Mr. Icahn, 88, owns roughly 86 percent of Icahn Enterprises. He is best known for his work as one of the first so-called corporate raiders or activist investors, where he buys stakes in companies and pushes management at those companies to make changes. Icahn Enterprises, in addition to buying stakes in companies to agitate for change, holds stocks, real estate and other investments.
The S.E.C. charges are the latest blow to Mr. Icahn whose business practices have been under scrutiny for more than a year since his company became a target of Hindenburg Research, the short-seller firm known for taking on the Indian tycoon Gautam Adani and Jack Dorsey, a Twitter co-founder.
Shares of Icahn Enterprises fell roughly more than 1 percent in Monday morning trading. Its stock is down more than 60 percent since Hindenburg released a report last year accusing the company of running “Ponzi-like economic structures.” Short sellers profit when stock prices fall. Hindenburg said Icahn Enterprises was paying shareholders a dividend it could not afford. In August 2023, Icahn Enterprises cut its dividend in half.
Jonathan Streeter, a partner at the law firm Dechert who represents Mr. Icahn, called Hindenburg’s report “self-serving” and said it made “false and totally irresponsible allegations.” This settlement, Mr. Streeter wrote in an emailed statement, is unrelated to the Hindenburg report and one that the firm corrected more than a year before the report was released.

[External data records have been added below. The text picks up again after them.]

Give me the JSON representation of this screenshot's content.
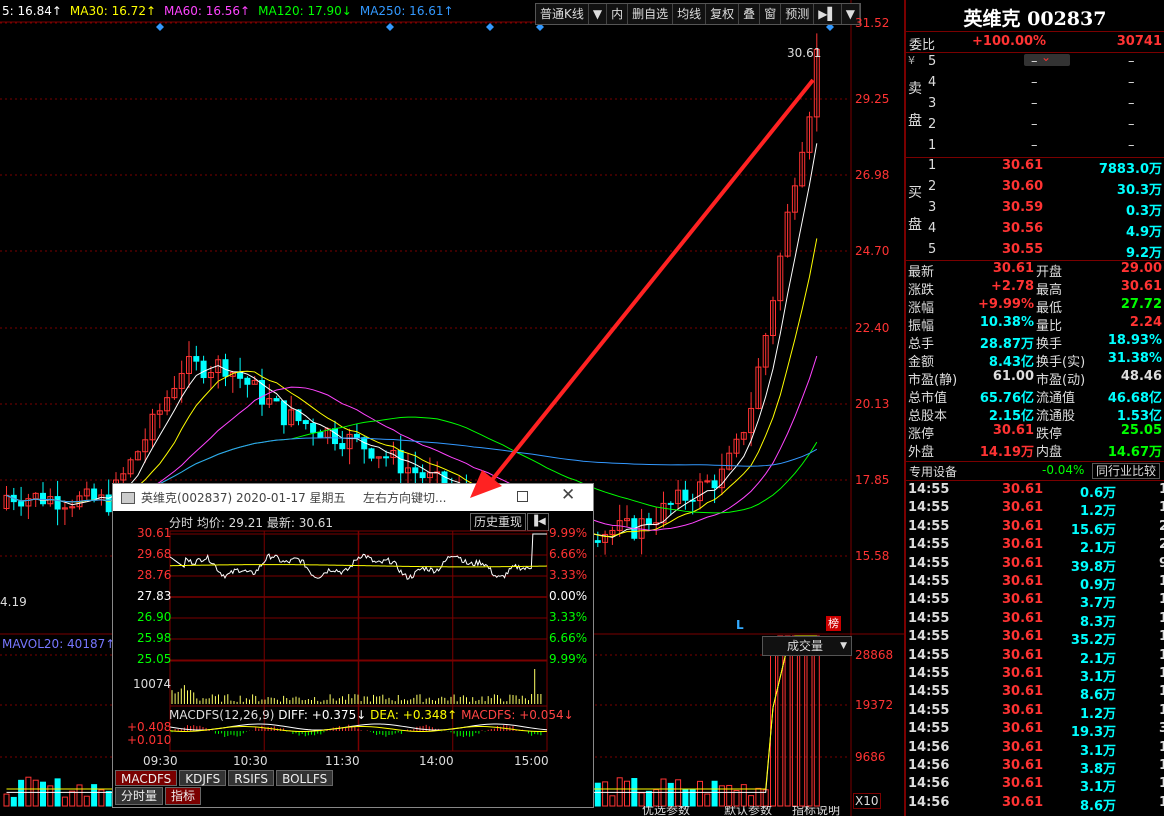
{
  "ma_legend": [
    {
      "label": "5: 16.84↑",
      "color": "#ffffff"
    },
    {
      "label": "MA30: 16.72↑",
      "color": "#ffff00"
    },
    {
      "label": "MA60: 16.56↑",
      "color": "#ff44ff"
    },
    {
      "label": "MA120: 17.90↓",
      "color": "#00ff00"
    },
    {
      "label": "MA250: 16.61↑",
      "color": "#3399ff"
    }
  ],
  "toolbar": {
    "items": [
      "普通K线",
      "▼",
      "内",
      "删自选",
      "均线",
      "复权",
      "叠",
      "窗",
      "预测",
      "▶▌",
      "▼"
    ]
  },
  "price_axis": [
    "31.52",
    "29.25",
    "26.98",
    "24.70",
    "22.40",
    "20.13",
    "17.85",
    "15.58"
  ],
  "chart_annotations": {
    "last_price": "30.61",
    "low_label": "4.19",
    "bang": "榜",
    "mark_l": "L",
    "scale": "X10"
  },
  "volume": {
    "legend": "MAVOL20: 40187↑",
    "dropdown": "成交量",
    "axis": [
      "28868",
      "19372",
      "9686"
    ]
  },
  "quote": {
    "title": "英维克 002837",
    "weibi_label": "委比",
    "weibi_pct": "+100.00%",
    "weibi_val": "30741",
    "yen": "¥",
    "sell_label": [
      "卖",
      "盘"
    ],
    "buy_label": [
      "买",
      "盘"
    ],
    "sell": [
      {
        "lvl": "5",
        "price": "–",
        "vol": "–"
      },
      {
        "lvl": "4",
        "price": "–",
        "vol": "–"
      },
      {
        "lvl": "3",
        "price": "–",
        "vol": "–"
      },
      {
        "lvl": "2",
        "price": "–",
        "vol": "–"
      },
      {
        "lvl": "1",
        "price": "–",
        "vol": "–"
      }
    ],
    "buy": [
      {
        "lvl": "1",
        "price": "30.61",
        "vol": "7883.0万"
      },
      {
        "lvl": "2",
        "price": "30.60",
        "vol": "30.3万"
      },
      {
        "lvl": "3",
        "price": "30.59",
        "vol": "0.3万"
      },
      {
        "lvl": "4",
        "price": "30.56",
        "vol": "4.9万"
      },
      {
        "lvl": "5",
        "price": "30.55",
        "vol": "9.2万"
      }
    ],
    "stats": [
      {
        "l1": "最新",
        "v1": "30.61",
        "c1": "#ff3333",
        "l2": "开盘",
        "v2": "29.00",
        "c2": "#ff3333"
      },
      {
        "l1": "涨跌",
        "v1": "+2.78",
        "c1": "#ff3333",
        "l2": "最高",
        "v2": "30.61",
        "c2": "#ff3333"
      },
      {
        "l1": "涨幅",
        "v1": "+9.99%",
        "c1": "#ff3333",
        "l2": "最低",
        "v2": "27.72",
        "c2": "#00ff00"
      },
      {
        "l1": "振幅",
        "v1": "10.38%",
        "c1": "#00ffff",
        "l2": "量比",
        "v2": "2.24",
        "c2": "#ff3333"
      },
      {
        "l1": "总手",
        "v1": "28.87万",
        "c1": "#00ffff",
        "l2": "换手",
        "v2": "18.93%",
        "c2": "#00ffff"
      },
      {
        "l1": "金额",
        "v1": "8.43亿",
        "c1": "#00ffff",
        "l2": "换手(实)",
        "v2": "31.38%",
        "c2": "#00ffff"
      },
      {
        "l1": "市盈(静)",
        "v1": "61.00",
        "c1": "#dddddd",
        "l2": "市盈(动)",
        "v2": "48.46",
        "c2": "#dddddd"
      },
      {
        "l1": "总市值",
        "v1": "65.76亿",
        "c1": "#00ffff",
        "l2": "流通值",
        "v2": "46.68亿",
        "c2": "#00ffff"
      },
      {
        "l1": "总股本",
        "v1": "2.15亿",
        "c1": "#00ffff",
        "l2": "流通股",
        "v2": "1.53亿",
        "c2": "#00ffff"
      },
      {
        "l1": "涨停",
        "v1": "30.61",
        "c1": "#ff3333",
        "l2": "跌停",
        "v2": "25.05",
        "c2": "#00ff00"
      },
      {
        "l1": "外盘",
        "v1": "14.19万",
        "c1": "#ff3333",
        "l2": "内盘",
        "v2": "14.67万",
        "c2": "#00ff00"
      }
    ],
    "sector": {
      "label": "专用设备",
      "pct": "-0.04%",
      "btn": "同行业比较"
    },
    "ticks": [
      {
        "t": "14:55",
        "p": "30.61",
        "v": "0.6万",
        "n": "1"
      },
      {
        "t": "14:55",
        "p": "30.61",
        "v": "1.2万",
        "n": "1"
      },
      {
        "t": "14:55",
        "p": "30.61",
        "v": "15.6万",
        "n": "2"
      },
      {
        "t": "14:55",
        "p": "30.61",
        "v": "2.1万",
        "n": "2"
      },
      {
        "t": "14:55",
        "p": "30.61",
        "v": "39.8万",
        "n": "9"
      },
      {
        "t": "14:55",
        "p": "30.61",
        "v": "0.9万",
        "n": "1"
      },
      {
        "t": "14:55",
        "p": "30.61",
        "v": "3.7万",
        "n": "1"
      },
      {
        "t": "14:55",
        "p": "30.61",
        "v": "8.3万",
        "n": "1"
      },
      {
        "t": "14:55",
        "p": "30.61",
        "v": "35.2万",
        "n": "1"
      },
      {
        "t": "14:55",
        "p": "30.61",
        "v": "2.1万",
        "n": "1"
      },
      {
        "t": "14:55",
        "p": "30.61",
        "v": "3.1万",
        "n": "1"
      },
      {
        "t": "14:55",
        "p": "30.61",
        "v": "8.6万",
        "n": "1"
      },
      {
        "t": "14:55",
        "p": "30.61",
        "v": "1.2万",
        "n": "1"
      },
      {
        "t": "14:55",
        "p": "30.61",
        "v": "19.3万",
        "n": "3"
      },
      {
        "t": "14:56",
        "p": "30.61",
        "v": "3.1万",
        "n": "1"
      },
      {
        "t": "14:56",
        "p": "30.61",
        "v": "3.8万",
        "n": "1"
      },
      {
        "t": "14:56",
        "p": "30.61",
        "v": "3.1万",
        "n": "1"
      },
      {
        "t": "14:56",
        "p": "30.61",
        "v": "8.6万",
        "n": "1"
      }
    ]
  },
  "popup": {
    "title": "英维克(002837) 2020-01-17 星期五",
    "hint": "左右方向键切...",
    "info": "分时 均价: 29.21 最新: 30.61",
    "history_btn": "历史重现",
    "left_axis": [
      "30.61",
      "29.68",
      "28.76",
      "27.83",
      "26.90",
      "25.98",
      "25.05"
    ],
    "right_axis": [
      "9.99%",
      "6.66%",
      "3.33%",
      "0.00%",
      "3.33%",
      "6.66%",
      "9.99%"
    ],
    "vol_label": "10074",
    "macd": {
      "prefix": "MACDFS(12,26,9)",
      "diff": "DIFF: +0.375↓",
      "dea": "DEA: +0.348↑",
      "macdfs": "MACDFS: +0.054↓",
      "axis": [
        "+0.408",
        "+0.010"
      ]
    },
    "times": [
      "09:30",
      "10:30",
      "11:30",
      "14:00",
      "15:00"
    ],
    "tabs": [
      "MACDFS",
      "KDJFS",
      "RSIFS",
      "BOLLFS"
    ],
    "bottom_tabs": [
      "分时量",
      "指标"
    ]
  },
  "bottom_strip": [
    "优选参数",
    "默认参数",
    "指标说明"
  ],
  "colors": {
    "up": "#ff3333",
    "down": "#00ffff",
    "grid": "#7a0000",
    "bg": "#000000"
  }
}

In the email, Mr. Icahn called the Hindenburg report “false” and added that it was used to make money “on its short position at the expense of ordinary investors.” He added in an emailed statement: “Hindenburg’s modus operandi, which is to publish scurrilous and unsupported allegations, did damage to IEP and its investors.”
Hindenburg issued a rebuttal to Mr. Icahn on X, saying that Icahn was rightly charged for failing to disclose his margin loan but still operates a “ponzi-like structure.” He noted that Icahn Enterprises announced a $500 million buyback of its stock last year but has not bought back any stock. Hindenburg said it continued to hold a short position in Icahn Enterprise’s stock.